New model may explain rarity of certain malaria-blocking mutations

Malaria is a potentially lethal, mosquito-borne disease caused by parasites of the Plasmodium genus. Several protective adaptations to malaria have spread widely among humans, such as the sickle-cell mutation. Laboratory experiments suggest that certain other mutations could be highly protective against the most dangerous human-infecting malaria species, Plasmodium falciparum. However, despite being otherwise benign, these mutations have not become widespread.

To help clarify why some protective mutations may remain rare, Penman and colleagues developed a computational model that simulates the epidemiology of malaria infection, as well the evolution of protective mutations. Importantly, the model also incorporates mechanisms of adaptive immunity, in which the immune system "learns" to recognize and attack specific pathogens, such as P. falciparum.

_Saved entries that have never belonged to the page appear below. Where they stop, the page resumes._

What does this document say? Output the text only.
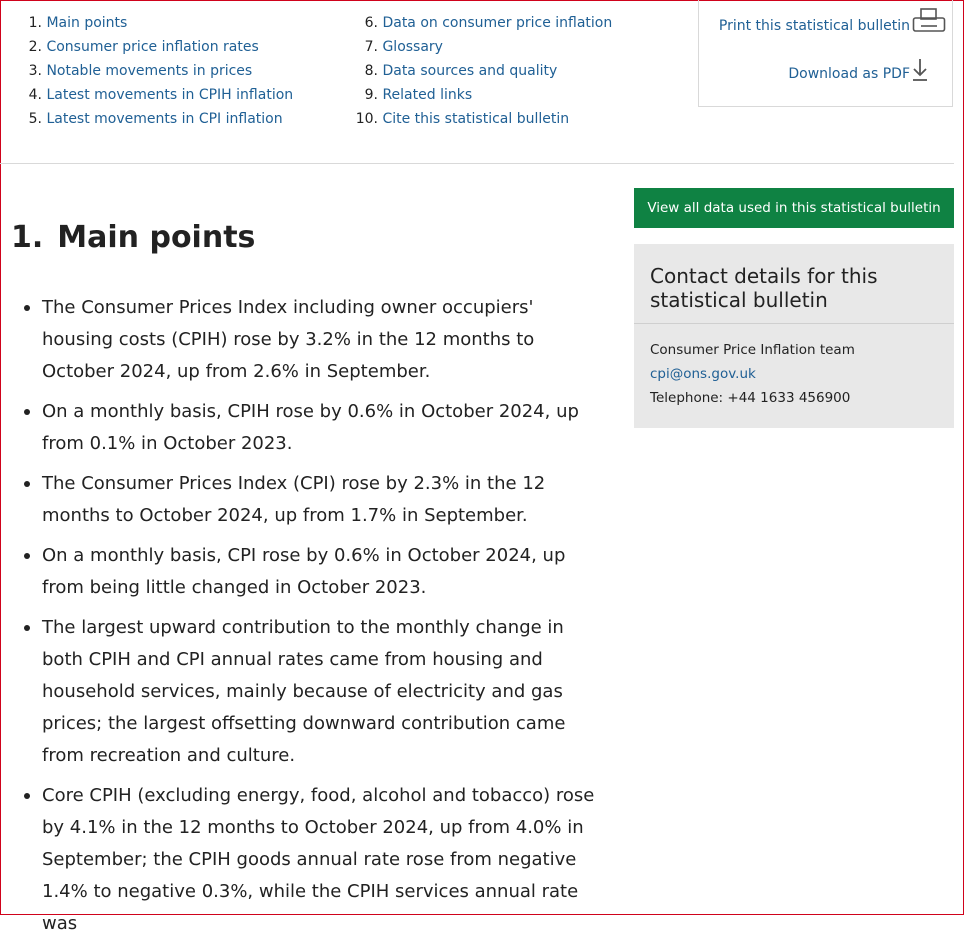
1. Main points
2. Consumer price inflation rates
3. Notable movements in prices
4. Latest movements in CPIH inflation
5. Latest movements in CPI inflation
6. Data on consumer price inflation
7. Glossary
8. Data sources and quality
9. Related links
10. Cite this statistical bulletin
Print this statistical bulletin
Download as PDF
1. Main points
The Consumer Prices Index including owner occupiers' housing costs (CPIH) rose by 3.2% in the 12 months to October 2024, up from 2.6% in September.
On a monthly basis, CPIH rose by 0.6% in October 2024, up from 0.1% in October 2023.
The Consumer Prices Index (CPI) rose by 2.3% in the 12 months to October 2024, up from 1.7% in September.
On a monthly basis, CPI rose by 0.6% in October 2024, up from being little changed in October 2023.
The largest upward contribution to the monthly change in both CPIH and CPI annual rates came from housing and household services, mainly because of electricity and gas prices; the largest offsetting downward contribution came from recreation and culture.
Core CPIH (excluding energy, food, alcohol and tobacco) rose by 4.1% in the 12 months to October 2024, up from 4.0% in September; the CPIH goods annual rate rose from negative 1.4% to negative 0.3%, while the CPIH services annual rate was
View all data used in this statistical bulletin
Contact details for this statistical bulletin
Consumer Price Inflation team
cpi@ons.gov.uk
Telephone: +44 1633 456900
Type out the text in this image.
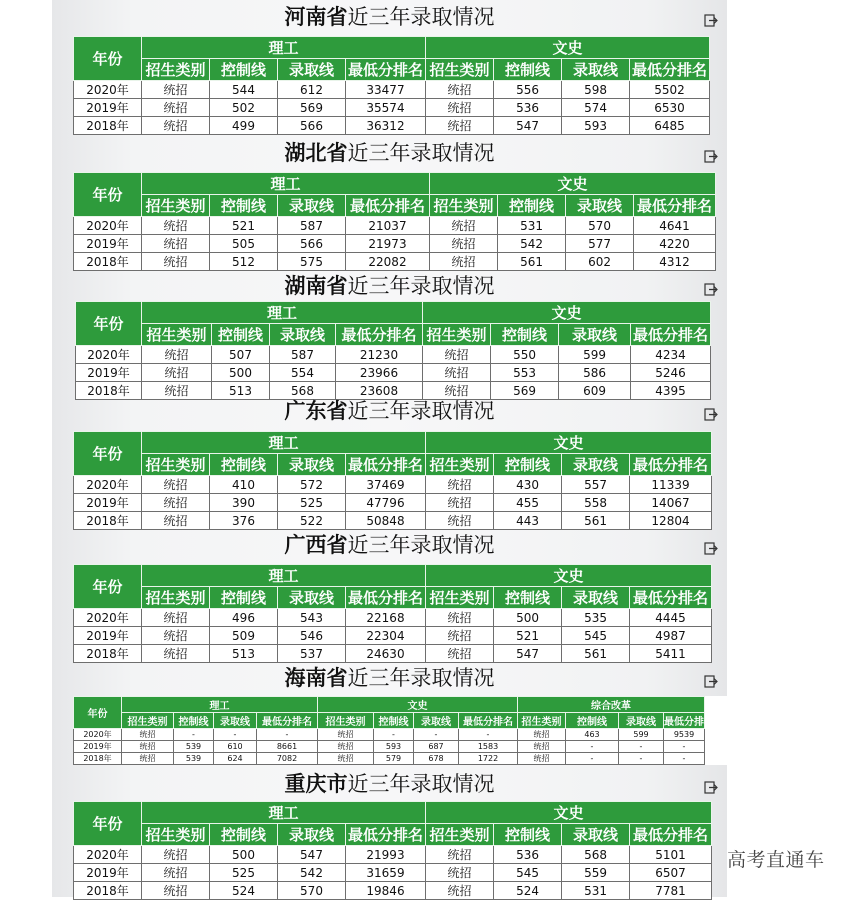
河南省近三年录取情况
年份	理工				文史			
	招生类别	控制线	录取线	最低分排名	招生类别	控制线	录取线	最低分排名
2020年	统招	544	612	33477	统招	556	598	5502
2019年	统招	502	569	35574	统招	536	574	6530
2018年	统招	499	566	36312	统招	547	593	6485
湖北省近三年录取情况
年份	理工				文史			
	招生类别	控制线	录取线	最低分排名	招生类别	控制线	录取线	最低分排名
2020年	统招	521	587	21037	统招	531	570	4641
2019年	统招	505	566	21973	统招	542	577	4220
2018年	统招	512	575	22082	统招	561	602	4312
湖南省近三年录取情况
年份	理工				文史			
	招生类别	控制线	录取线	最低分排名	招生类别	控制线	录取线	最低分排名
2020年	统招	507	587	21230	统招	550	599	4234
2019年	统招	500	554	23966	统招	553	586	5246
2018年	统招	513	568	23608	统招	569	609	4395
广东省近三年录取情况
年份	理工				文史			
	招生类别	控制线	录取线	最低分排名	招生类别	控制线	录取线	最低分排名
2020年	统招	410	572	37469	统招	430	557	11339
2019年	统招	390	525	47796	统招	455	558	14067
2018年	统招	376	522	50848	统招	443	561	12804
广西省近三年录取情况
年份	理工				文史			
	招生类别	控制线	录取线	最低分排名	招生类别	控制线	录取线	最低分排名
2020年	统招	496	543	22168	统招	500	535	4445
2019年	统招	509	546	22304	统招	521	545	4987
2018年	统招	513	537	24630	统招	547	561	5411
海南省近三年录取情况
年份	理工				文史				综合改革			
	招生类别	控制线	录取线	最低分排名	招生类别	控制线	录取线	最低分排名	招生类别	控制线	录取线	最低分排名
2020年	统招	-	-	-	统招	-	-	-	统招	463	599	9539
2019年	统招	539	610	8661	统招	593	687	1583	统招	-	-	-
2018年	统招	539	624	7082	统招	579	678	1722	统招	-	-	-
重庆市近三年录取情况
年份	理工				文史			
	招生类别	控制线	录取线	最低分排名	招生类别	控制线	录取线	最低分排名
2020年	统招	500	547	21993	统招	536	568	5101
2019年	统招	525	542	31659	统招	545	559	6507
2018年	统招	524	570	19846	统招	524	531	7781
高考直通车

Analysis of the model's predictions suggests that if people rapidly gain adaptive immunity to the severe effects of P. falciparum malaria, mutations capable of blocking P. falciparum infection are unlikely to spread among the population. The fewer the number of infections it takes for people to become immune to the severe effects of malaria, the less likely it is that malaria infection-blocking mutations will arise.

"Understanding why a potential human malaria adaptation has not succeeded could be just as important as understanding those which have succeeded," Penman says. "Our results highlight the need for further detailed genetic studies of populations living in regions impacted by malaria in order to better understand malaria-human interactions."

Ultimately, understanding how humans have adapted to malaria could help open up new avenues for treatment.